The team started with 100 health check-up risk-factors and 200 lab data points and correlated each factor in relation to its significance to the occurrence of the disease. Eventually, they narrowed down to 21 risk factors to build model to predict heart risk for Indian population.
But was it any better than the existing models?
A game changer
“We found that the accuracy of our model for Indian population in predicting the probability of coronary disease in the future was twice than the existing ones. It’s a game changer!” exclaims Dr. Kumar.

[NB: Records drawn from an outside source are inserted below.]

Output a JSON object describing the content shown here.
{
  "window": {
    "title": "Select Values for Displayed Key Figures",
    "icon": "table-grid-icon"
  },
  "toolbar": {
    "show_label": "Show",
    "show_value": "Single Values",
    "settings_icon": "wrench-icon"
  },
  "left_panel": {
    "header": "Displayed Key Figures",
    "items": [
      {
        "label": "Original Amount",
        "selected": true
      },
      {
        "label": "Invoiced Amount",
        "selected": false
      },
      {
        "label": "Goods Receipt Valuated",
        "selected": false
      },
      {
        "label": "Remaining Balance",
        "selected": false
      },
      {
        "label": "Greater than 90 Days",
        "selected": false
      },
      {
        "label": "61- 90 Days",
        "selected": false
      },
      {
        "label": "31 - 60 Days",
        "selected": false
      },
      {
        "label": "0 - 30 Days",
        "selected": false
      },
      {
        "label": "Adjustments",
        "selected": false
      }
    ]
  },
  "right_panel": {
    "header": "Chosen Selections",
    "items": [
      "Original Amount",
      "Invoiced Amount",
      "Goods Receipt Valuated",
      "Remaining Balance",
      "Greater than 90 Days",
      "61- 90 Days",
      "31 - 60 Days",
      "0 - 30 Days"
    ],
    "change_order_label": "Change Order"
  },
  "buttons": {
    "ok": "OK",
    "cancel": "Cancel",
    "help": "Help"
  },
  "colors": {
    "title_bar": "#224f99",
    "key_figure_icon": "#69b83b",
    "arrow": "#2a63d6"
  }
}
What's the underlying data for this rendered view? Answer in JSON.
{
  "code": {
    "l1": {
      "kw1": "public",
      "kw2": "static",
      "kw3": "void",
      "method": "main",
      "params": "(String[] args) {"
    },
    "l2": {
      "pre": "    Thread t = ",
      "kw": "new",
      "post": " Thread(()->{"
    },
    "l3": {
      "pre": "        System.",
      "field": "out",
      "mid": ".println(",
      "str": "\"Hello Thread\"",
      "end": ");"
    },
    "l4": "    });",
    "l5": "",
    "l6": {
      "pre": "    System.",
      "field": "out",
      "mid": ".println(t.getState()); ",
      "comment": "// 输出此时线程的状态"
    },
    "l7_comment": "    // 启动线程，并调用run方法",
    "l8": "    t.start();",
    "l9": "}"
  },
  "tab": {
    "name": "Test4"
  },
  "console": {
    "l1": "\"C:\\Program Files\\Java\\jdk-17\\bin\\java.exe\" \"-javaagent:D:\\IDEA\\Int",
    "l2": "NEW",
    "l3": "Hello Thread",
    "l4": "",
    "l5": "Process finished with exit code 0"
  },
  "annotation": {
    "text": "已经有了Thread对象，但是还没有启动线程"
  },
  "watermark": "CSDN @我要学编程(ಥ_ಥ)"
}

With the new heart risk score for India, Apollo Hospitals is looking at redefining how preventive health check-ups are done across its hospitals. The models help gauge a patient’s risk for heart disease and provide rich insights to doctors on treatment plans, assist early diagnosis and empower doctors with predictive solutions.
“This is just the beginning. It has given us a glimpse of how we can implement AI to get predictive healthcare. We could possibly apply it to other sub-specialities of heart problems,” says Dr. Kumar.
The team is already working on an AI-powered Cardio API platform, which would let anyone come to the hospital and be able to find their heart risk score without a detailed health check-up.
“All we need to do is fill in some relevant information into the AI system and we’d be able to classify them under mild, moderate or severe risk category. We’d be able to find this even before a detailed health check-up,” says Dr. Kumar.
From an operating process point of view, Sivaramakrishnan’s team has integrated the model into the Electronic Medical Records (EMR) for patients. “Every general physician who uses EMR for a patient undergoing a preventive health screening is able to access that data, get the risk score, and take action accordingly,” he explains.
“This collaboration marks a paradigm shift for patients and the management of non-communicable diseases the world over. Cardiac disease is amongst India’s leading causes of mortality and morbidity, which is exacting a toll on the health and well-being of our citizens. Given our large clinical database and significant pool of clinical talent, this partnership will help impact the global burden of cardiac disease,” says Sangita Reddy, Joint Managing Director, Apollo Hospitals. “This collaboration with Microsoft’s path-breaking technologies like Artificial Intelligence and Machine Learning will help better predict, prevent and manage heart disease in the country. While we commence this in India, we will validate the algorithms and work towards creating a global consortium to tackle multiple conditions in cardiovascular disease.”
Microsoft’s AI Network for Healthcare is an expansion of the Microsoft Intelligent Network for Eyecare (MINE), which is a global consortium of eyecare providers, research and academic institutions joining hands to apply artificial intelligence to help in the elimination of avoidable blindness and scale delivery of eyecare services worldwide. The consortium is working on diverse datasets of patients across geographies to come up with machine learning predictive models for vision impairment and eye diseases.
“Over the last two years we have been working with a dynamic partner ecosystem of local, regional and global organizations to bring the power of AI to Healthcare. We started with eyecare and today we are expanding into cardiac care. We have been working with our customers and partners within the healthcare sector to create AI models that can help provide doctors and health care providers insights in their treatment plans. Our partnership with Apollo Hospitals will be a major step in the journey towards providing accessible healthcare to everyone,” says Anil Bhansali, Corporate Vice President, Cloud and Enterprise, Microsoft India (R&D).
The work was jointly presented by Dr. J. Shiv Kumar, Chief of Cardiology, Apollo Hospitals; Arvind Sivaramakrishnan, Chief Information Officer, Apollo Hospitals; and Prashant Gupta, Director – Microsoft Cloud Division & Lead – AI Network for Healthcare; at HIMSS 2018 – one of the world’s largest health IT conferences.